Pinder played college baseball at Virginia Tech for the Hokies from 2011 to 2013. He played in 150 games, hitting .322/.389/.509 with 18 home runs. In 2012, he played collegiate summer baseball with the Chatham Anglers of the Cape Cod Baseball League.

==Professional career==
===Oakland Athletics===
The Oakland Athletics selected Pinder in the second round of the 2013 Major League Baseball draft. He made his professional debut for the Vermont Lake Monsters that year and spent the whole season there, batting .200 with three home runs and eight RBIs in 42 games. In 2014, he played in 94 games with the Stockton Ports, hitting .288 with 13 home runs and 55 RBIs. In 2015, he played for the Midland RockHounds where he slashed .317/.361/.486 with 15 home runs and 86 RBIs in 117 games. Pinder won the Texas League Player of the Year Award that season. After the season, he played in the Arizona Fall League. He began the 2016, season with the Nashville Sounds.

Pinder was promoted to the Athletics on August 17, 2016. Prior to his promotion, he was batting .258 with 14 home runs and 51 RBIs in 107 games for the Sounds. He made his major league debut on August 20. Pinder spent the remainder of 2016 with Oakland after his promotion, batting .235 with one home run in 22 games. In 2017, he began the season with Nashville, but was recalled on April 16 for the rest of the season. In 87 games for the Athletics, he slashed .238/.292/.457 with 15 home runs and 42 RBIs. In 2019, Pinder hit .240 with 13 home runs and 47 RBI in 124 games. In 2020 for the Athletics, Pinder slashed .232/.295/.393 with 2 home runs in only 61 plate appearances. In 2021, he slashed .243/.300/.411 with 6 home runs and 27 RBIs in 75 games.

On July 12, 2022, Pinder hit a grand slam off of Texas Rangers reliever Kolby Allard as part of an 8-run 12th inning in the 14-7 victory. Two weeks later, on July 26, Pinder hit another grand slam, this time off of Houston Astros starter Luís García, that helped propel the A's to a 5-3 victory. In 2022, he slashed .235/.263/.385 with 12 home runs and 42 RBIs in 111 games. He became a free agent following the season.

===Cincinnati Reds===
On January 30, 2023, Pinder signed a minor league contract with the Cincinnati Reds organization that included an invitation to spring training. Pinder hit .103/.167/.154 in 42 plate appearances in spring training before he was released on March 24.
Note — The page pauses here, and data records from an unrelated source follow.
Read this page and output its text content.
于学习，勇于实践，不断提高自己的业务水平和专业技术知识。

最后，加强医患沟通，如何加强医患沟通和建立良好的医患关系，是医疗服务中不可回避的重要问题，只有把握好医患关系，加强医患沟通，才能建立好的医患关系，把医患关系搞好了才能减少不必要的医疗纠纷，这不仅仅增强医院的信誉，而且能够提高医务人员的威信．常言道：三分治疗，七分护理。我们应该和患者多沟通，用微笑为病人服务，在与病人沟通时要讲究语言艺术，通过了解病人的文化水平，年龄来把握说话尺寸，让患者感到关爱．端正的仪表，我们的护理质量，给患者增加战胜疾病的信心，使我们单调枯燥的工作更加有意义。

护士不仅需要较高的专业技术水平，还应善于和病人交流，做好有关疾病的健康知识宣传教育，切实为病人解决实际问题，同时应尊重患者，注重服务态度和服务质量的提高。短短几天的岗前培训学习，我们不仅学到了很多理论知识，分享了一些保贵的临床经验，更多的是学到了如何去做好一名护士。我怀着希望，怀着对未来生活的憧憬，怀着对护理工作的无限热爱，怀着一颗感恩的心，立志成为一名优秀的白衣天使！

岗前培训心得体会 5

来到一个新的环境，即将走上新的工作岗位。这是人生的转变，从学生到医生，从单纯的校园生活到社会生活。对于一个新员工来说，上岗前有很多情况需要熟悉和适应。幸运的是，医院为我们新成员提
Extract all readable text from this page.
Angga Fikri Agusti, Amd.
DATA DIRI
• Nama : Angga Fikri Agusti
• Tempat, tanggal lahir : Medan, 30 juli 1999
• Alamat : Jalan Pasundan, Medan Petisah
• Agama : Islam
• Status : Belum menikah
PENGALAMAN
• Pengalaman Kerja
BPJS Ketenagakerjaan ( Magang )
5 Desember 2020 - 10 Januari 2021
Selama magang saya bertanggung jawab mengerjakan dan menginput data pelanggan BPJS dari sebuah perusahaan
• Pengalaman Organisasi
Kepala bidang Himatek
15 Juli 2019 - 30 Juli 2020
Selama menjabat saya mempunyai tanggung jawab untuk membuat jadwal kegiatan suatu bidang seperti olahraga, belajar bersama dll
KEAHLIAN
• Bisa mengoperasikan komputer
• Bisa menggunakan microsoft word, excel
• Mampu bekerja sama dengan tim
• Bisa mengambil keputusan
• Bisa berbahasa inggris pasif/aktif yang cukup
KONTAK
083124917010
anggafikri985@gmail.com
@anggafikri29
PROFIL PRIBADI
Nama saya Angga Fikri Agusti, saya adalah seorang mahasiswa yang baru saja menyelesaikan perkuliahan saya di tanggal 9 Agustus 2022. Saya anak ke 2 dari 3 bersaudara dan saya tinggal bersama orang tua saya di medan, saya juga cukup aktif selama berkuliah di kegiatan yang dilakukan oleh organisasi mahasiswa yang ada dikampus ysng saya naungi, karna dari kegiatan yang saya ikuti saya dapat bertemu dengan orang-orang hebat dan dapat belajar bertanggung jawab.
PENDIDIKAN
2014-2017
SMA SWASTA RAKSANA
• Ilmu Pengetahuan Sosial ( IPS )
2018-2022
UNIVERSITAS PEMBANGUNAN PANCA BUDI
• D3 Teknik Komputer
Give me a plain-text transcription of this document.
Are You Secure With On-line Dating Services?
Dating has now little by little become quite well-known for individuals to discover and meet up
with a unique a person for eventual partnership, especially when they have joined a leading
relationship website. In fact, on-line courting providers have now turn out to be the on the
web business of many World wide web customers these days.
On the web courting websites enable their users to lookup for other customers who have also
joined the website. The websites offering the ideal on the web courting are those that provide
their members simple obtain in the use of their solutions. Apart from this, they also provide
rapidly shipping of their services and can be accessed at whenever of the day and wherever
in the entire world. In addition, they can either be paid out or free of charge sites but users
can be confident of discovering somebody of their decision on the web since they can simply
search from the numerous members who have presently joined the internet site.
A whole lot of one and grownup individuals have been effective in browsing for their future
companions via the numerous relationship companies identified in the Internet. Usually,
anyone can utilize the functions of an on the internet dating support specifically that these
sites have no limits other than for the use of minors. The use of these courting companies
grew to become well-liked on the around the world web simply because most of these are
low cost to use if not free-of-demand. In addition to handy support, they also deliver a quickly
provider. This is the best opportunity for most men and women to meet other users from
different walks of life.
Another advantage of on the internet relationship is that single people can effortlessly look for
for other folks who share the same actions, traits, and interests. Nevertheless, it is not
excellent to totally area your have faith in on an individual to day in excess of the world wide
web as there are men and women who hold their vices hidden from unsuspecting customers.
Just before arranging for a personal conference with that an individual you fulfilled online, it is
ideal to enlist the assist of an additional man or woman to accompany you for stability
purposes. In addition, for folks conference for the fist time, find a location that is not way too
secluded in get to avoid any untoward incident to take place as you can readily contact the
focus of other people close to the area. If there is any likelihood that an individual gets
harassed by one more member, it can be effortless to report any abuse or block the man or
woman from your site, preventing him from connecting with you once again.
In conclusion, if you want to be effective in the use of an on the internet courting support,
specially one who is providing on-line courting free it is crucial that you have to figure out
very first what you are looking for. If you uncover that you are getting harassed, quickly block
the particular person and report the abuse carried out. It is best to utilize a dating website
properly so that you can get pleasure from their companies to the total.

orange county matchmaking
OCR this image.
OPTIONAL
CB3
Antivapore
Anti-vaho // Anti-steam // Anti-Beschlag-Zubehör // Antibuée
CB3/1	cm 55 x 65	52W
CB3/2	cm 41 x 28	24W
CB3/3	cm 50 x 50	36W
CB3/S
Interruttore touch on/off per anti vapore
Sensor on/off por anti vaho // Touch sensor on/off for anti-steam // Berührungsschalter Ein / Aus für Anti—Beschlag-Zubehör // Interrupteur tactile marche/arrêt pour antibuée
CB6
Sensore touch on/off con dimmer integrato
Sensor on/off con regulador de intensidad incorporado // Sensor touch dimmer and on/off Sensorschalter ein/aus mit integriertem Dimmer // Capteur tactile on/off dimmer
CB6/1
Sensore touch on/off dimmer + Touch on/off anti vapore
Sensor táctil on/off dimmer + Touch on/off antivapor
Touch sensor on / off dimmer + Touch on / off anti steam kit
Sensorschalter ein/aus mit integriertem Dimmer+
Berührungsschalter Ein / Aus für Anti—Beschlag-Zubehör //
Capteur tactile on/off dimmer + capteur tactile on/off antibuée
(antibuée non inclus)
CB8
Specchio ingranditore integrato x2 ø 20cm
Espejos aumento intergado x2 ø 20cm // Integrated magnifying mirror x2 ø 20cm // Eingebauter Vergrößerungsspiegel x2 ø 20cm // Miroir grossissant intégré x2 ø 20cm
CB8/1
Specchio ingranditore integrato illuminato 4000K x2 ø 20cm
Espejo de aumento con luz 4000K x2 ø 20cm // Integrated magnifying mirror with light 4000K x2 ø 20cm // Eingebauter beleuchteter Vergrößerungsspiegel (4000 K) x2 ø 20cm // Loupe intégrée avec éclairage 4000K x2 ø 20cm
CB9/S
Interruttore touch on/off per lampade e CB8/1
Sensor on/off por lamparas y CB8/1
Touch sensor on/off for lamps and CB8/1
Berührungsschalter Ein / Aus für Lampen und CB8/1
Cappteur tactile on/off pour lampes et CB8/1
===Washington Nationals===
On March 27, 2023, Pinder signed a minor league deal with the Washington Nationals organization. He played in 16 games for the Triple-A Rochester Red Wings, batting .218/.307/.309 with one home run and four RBI. On May 5, Pinder was released by the Nationals.

===Atlanta Braves===
On May 9, 2023, Pinder signed a minor league contract with the Atlanta Braves organization. In 7 games for Gwinnett, he hit .323/.344/.548 with 2 home runs and 3 RBI. On May 27, Pinder announced he would retire from professional baseball following that night's game against the Durham Bulls.

==Coaching career==
On January 18, 2025, the Chicago White Sox hired Pinder to serve as the manager for their Low-A affiliate, the Kannapolis Cannon Ballers. On January 22, 2026, the Chicago White Sox promoted Pinder to serve as the manager of their Triple-A affiliate, the Charlotte Knights.

==Personal life==
Pinder's brother, Chase, played college baseball for the Clemson Tigers and was selected in the seventh round of the 2017 Major League Baseball draft by the St. Louis Cardinals and currently plays in the San Francisco Giants organization.